DATES: The hybrid public meeting will be held on September 30, 2025,
from 9:00 a.m. to 4:00 p.m. Eastern Time and will take place in person
and virtually. Either electronic or written comments on this public
meeting must be submitted by October 30, 2025. See the SUPPLEMENTARY
INFORMATION section for registration date and information.
ADDRESSES: The public meeting will be held in person at the FDA White
Oak Campus, 10903 New Hampshire Ave., Bldg. 31 Conference Center, the
Great Room, Silver Spring, MD 20993-0002 and virtually using Microsoft
Teams. Participants must be REAL ID compliant to access federal
facilities. For additional information regarding REAL ID, refer to
https://www.dhs.gov/real-id/real-id-faqs. Entrance for the public
meeting participants (non-FDA employees) is through Building 1 where
routine security check procedures will be performed. For parking and
security information, please refer to https://www.fda.gov/about-fda/visitor-information.
You may submit comments as follows. Please note that late, untimely
filed comments will not be considered. The https://www.regulations.gov
electronic filing system will accept comments until 11:59 p.m. Eastern
Time on October 30, 2025. Comments received by mail/hand delivery/
courier (for written/paper submissions) will be considered timely if
they are received on or before that date.
Electronic Submissions
Submit electronic comments in the following way:
Federal eRulemaking Portal: https://www.regulations.gov.
Follow the instructions for submitting comments. Comments submitted
electronically, including attachments, to https://www.regulations.gov
will be posted to the docket unchanged. Because your comment will be
made public, you are solely responsible for ensuring that your comment
does not include any confidential information that you or a third party
may not wish to be posted, such as medical information, your or anyone
else's Social Security number, or confidential business information,
such as a manufacturing process. Please note that if you include your
name, contact information, or other information that identifies you in
the body of your comments, that information will be posted on https://www.regulations.gov.
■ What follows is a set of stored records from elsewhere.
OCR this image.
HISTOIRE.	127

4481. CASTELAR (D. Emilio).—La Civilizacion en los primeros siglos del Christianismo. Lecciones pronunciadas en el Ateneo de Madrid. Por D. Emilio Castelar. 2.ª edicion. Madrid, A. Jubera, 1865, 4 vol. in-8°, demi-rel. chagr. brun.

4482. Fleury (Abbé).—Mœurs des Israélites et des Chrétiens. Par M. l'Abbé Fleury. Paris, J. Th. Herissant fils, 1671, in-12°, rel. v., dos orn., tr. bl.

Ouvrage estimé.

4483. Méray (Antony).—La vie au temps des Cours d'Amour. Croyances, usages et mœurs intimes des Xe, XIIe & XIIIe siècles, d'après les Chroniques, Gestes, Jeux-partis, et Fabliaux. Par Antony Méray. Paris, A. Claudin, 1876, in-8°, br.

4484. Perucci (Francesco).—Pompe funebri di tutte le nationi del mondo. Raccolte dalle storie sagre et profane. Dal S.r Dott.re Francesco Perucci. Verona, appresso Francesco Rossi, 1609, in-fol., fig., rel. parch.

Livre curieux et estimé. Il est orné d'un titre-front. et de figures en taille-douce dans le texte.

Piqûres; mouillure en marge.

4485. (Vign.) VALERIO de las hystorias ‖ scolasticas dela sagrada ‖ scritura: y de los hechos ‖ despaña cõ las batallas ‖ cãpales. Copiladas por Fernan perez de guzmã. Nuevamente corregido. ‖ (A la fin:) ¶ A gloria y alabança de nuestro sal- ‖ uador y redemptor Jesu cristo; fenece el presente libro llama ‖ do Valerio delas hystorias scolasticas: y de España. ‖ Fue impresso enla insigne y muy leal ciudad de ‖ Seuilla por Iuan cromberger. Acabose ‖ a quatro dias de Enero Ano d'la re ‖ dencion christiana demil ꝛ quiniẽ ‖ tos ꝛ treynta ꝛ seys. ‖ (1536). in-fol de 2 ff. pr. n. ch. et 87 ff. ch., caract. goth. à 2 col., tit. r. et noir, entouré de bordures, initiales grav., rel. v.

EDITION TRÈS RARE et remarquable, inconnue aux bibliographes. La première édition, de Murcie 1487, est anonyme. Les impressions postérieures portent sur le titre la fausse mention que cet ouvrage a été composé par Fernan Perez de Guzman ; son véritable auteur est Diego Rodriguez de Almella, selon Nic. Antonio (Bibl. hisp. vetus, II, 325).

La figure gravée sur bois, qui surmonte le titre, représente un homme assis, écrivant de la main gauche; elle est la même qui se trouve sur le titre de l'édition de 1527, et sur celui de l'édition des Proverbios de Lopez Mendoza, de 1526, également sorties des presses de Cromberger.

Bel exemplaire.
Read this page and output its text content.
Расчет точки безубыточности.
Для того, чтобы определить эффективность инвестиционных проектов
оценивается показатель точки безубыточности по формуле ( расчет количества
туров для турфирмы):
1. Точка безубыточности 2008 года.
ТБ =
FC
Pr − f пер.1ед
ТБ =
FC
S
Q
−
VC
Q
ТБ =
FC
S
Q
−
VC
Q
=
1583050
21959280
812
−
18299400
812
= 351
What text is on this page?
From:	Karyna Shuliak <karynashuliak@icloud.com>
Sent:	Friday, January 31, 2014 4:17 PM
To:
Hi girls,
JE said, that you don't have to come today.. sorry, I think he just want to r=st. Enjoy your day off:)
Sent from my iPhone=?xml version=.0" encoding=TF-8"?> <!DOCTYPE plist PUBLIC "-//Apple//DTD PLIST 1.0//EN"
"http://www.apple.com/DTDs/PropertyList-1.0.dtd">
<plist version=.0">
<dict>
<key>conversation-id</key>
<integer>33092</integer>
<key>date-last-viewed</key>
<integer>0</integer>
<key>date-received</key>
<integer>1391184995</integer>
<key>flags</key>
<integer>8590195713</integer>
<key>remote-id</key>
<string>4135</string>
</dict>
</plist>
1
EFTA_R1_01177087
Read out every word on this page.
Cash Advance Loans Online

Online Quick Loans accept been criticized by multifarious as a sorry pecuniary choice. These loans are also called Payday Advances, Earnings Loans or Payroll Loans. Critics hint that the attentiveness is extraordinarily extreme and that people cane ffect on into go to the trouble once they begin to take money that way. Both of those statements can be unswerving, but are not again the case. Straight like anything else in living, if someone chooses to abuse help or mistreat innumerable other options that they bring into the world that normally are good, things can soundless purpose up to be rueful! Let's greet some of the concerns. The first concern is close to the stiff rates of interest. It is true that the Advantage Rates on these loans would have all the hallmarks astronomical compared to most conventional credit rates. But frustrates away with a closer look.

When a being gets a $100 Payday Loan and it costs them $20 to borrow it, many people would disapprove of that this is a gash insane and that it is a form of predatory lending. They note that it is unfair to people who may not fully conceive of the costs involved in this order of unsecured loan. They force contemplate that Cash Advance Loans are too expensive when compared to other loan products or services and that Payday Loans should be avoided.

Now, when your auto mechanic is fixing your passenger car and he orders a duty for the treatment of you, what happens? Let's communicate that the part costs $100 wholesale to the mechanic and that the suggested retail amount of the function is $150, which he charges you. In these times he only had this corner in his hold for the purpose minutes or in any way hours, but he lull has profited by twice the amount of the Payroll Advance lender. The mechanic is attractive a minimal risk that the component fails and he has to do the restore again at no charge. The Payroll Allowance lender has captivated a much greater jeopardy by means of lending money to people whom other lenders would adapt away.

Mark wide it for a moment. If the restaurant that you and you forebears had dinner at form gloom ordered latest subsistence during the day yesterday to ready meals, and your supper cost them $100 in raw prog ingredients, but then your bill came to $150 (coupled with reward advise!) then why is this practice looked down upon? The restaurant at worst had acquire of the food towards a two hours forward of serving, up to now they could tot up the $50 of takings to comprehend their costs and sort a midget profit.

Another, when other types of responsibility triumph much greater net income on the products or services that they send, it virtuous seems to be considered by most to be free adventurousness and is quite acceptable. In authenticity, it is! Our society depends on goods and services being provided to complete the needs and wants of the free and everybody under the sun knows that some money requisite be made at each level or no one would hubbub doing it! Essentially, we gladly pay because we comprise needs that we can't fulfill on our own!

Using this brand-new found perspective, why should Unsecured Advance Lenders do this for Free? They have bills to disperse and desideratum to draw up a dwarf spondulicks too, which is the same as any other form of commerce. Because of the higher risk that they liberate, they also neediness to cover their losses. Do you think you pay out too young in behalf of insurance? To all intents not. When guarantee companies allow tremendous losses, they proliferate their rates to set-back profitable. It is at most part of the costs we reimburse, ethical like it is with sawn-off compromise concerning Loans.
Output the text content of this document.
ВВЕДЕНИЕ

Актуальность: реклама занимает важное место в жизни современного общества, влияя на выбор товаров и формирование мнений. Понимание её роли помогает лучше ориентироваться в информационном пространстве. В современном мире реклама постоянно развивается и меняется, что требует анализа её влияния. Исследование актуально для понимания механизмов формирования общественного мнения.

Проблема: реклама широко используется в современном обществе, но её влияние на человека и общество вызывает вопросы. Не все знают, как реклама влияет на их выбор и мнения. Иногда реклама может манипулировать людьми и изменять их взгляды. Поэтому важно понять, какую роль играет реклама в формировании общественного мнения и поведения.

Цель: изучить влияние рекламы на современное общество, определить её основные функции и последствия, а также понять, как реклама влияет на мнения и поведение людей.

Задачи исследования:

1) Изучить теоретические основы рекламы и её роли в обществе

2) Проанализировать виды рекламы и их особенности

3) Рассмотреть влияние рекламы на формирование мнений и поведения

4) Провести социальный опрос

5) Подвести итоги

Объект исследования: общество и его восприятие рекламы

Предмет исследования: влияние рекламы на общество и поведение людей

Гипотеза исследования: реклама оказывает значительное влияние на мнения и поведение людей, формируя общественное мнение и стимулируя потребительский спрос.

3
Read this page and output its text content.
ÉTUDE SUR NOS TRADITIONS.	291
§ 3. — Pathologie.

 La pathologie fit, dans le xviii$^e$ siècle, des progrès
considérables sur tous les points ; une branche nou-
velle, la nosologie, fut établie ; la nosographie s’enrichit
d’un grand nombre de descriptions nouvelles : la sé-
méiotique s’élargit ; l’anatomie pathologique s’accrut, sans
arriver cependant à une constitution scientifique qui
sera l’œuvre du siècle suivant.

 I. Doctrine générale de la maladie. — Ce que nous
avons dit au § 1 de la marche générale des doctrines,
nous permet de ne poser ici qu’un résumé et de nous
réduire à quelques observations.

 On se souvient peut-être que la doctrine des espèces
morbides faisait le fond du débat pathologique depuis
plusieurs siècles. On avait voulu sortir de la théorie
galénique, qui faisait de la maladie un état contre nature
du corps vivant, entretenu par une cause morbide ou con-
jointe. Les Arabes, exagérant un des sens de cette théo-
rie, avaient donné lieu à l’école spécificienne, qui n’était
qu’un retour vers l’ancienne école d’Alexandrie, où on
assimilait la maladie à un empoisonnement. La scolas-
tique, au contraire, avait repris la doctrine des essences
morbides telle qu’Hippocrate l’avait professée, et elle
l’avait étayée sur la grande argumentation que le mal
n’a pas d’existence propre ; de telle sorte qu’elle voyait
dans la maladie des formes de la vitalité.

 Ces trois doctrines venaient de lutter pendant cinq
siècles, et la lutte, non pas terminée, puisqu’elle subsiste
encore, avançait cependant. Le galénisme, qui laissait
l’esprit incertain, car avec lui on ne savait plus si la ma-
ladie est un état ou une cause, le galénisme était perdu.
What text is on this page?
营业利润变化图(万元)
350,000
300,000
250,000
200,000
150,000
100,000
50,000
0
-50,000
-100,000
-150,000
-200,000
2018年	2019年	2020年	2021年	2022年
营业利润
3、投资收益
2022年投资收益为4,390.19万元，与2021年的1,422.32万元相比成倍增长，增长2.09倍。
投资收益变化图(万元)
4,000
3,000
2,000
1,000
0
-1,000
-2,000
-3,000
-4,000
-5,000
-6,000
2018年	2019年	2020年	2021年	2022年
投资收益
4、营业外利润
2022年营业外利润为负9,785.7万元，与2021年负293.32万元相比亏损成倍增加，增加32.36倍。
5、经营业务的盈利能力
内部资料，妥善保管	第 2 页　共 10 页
If you want to submit a comment with confidential
information that you do not wish to be made available to the public,
submit the comment as a written/paper submission and in the manner
detailed (see ``Written/Paper Submissions'' and ``Instructions'').
Written/Paper Submissions
Submit written/paper submissions as follows:
Mail/Hand Delivery/Courier (for written/paper
submissions): Dockets Management Staff (HFA-305), Food and Drug
Administration, 5630 Fishers Lane, Rm. 1061, Rockville, MD 20852.
For written/paper comments submitted to the Dockets
Management Staff, FDA will post your comment, as well as any
attachments, except for information submitted, marked and identified,
as confidential, if submitted as detailed in ``Instructions.''
Instructions: All submissions received must include the Docket No.
FDA-2025-N-2489 for ``Onshoring Manufacturing of Drugs and Biological
Products; Public Meeting; Request for Comments.'' Received comments,
those filed in a timely manner (see ADDRESSES), will be placed in the
docket and, except for those submitted as ``Confidential Submissions,''
publicly viewable at https://www.regulations.gov or at the Dockets
Management Staff between 9 a.m. and 4 p.m., Monday through Friday, 240-
402-7500.
Confidential Submissions--To submit a comment with
confidential information that you do not wish to be made publicly
available, submit your comments only as a written/paper submission. You
should submit two copies total. One copy will include the information
you claim to be confidential with a heading or cover note that states
``THIS DOCUMENT CONTAINS CONFIDENTIAL INFORMATION.'' The Agency will
review this copy, including the claimed confidential information, in
its consideration of comments. The second copy, which will have the
claimed confidential information redacted/blacked out, will be
available for public viewing and posted on https://www.regulations.gov.
Submit both copies to the Dockets Management Staff. If you do not wish
your name and contact information to be made publicly available, you
can provide this information on the cover sheet and not in the body of
your comments and you must identify this information as
``confidential.'' Any information marked as ``confidential'' will not
be disclosed except in accordance with 21 CFR 10.20 and other
applicable disclosure law. For more information about FDA's posting of
comments to public dockets, see 80 FR 56469, September 18, 2015, or
access the information at: https://www.govinfo.gov/content/pkg/FR-2015-09-18/pdf/2015-23389.pdf.
Docket: For access to the docket to read background documents or
the electronic and written/paper comments received, go to https://www.regulations.gov and insert the docket number, found in brackets in
the heading of this document, into the ``Search'' box and follow the
prompts and/or go to the Dockets Management Staff, 5630 Fishers Lane,
Rm. 1061, Rockville, MD 20852, 240-402-7500.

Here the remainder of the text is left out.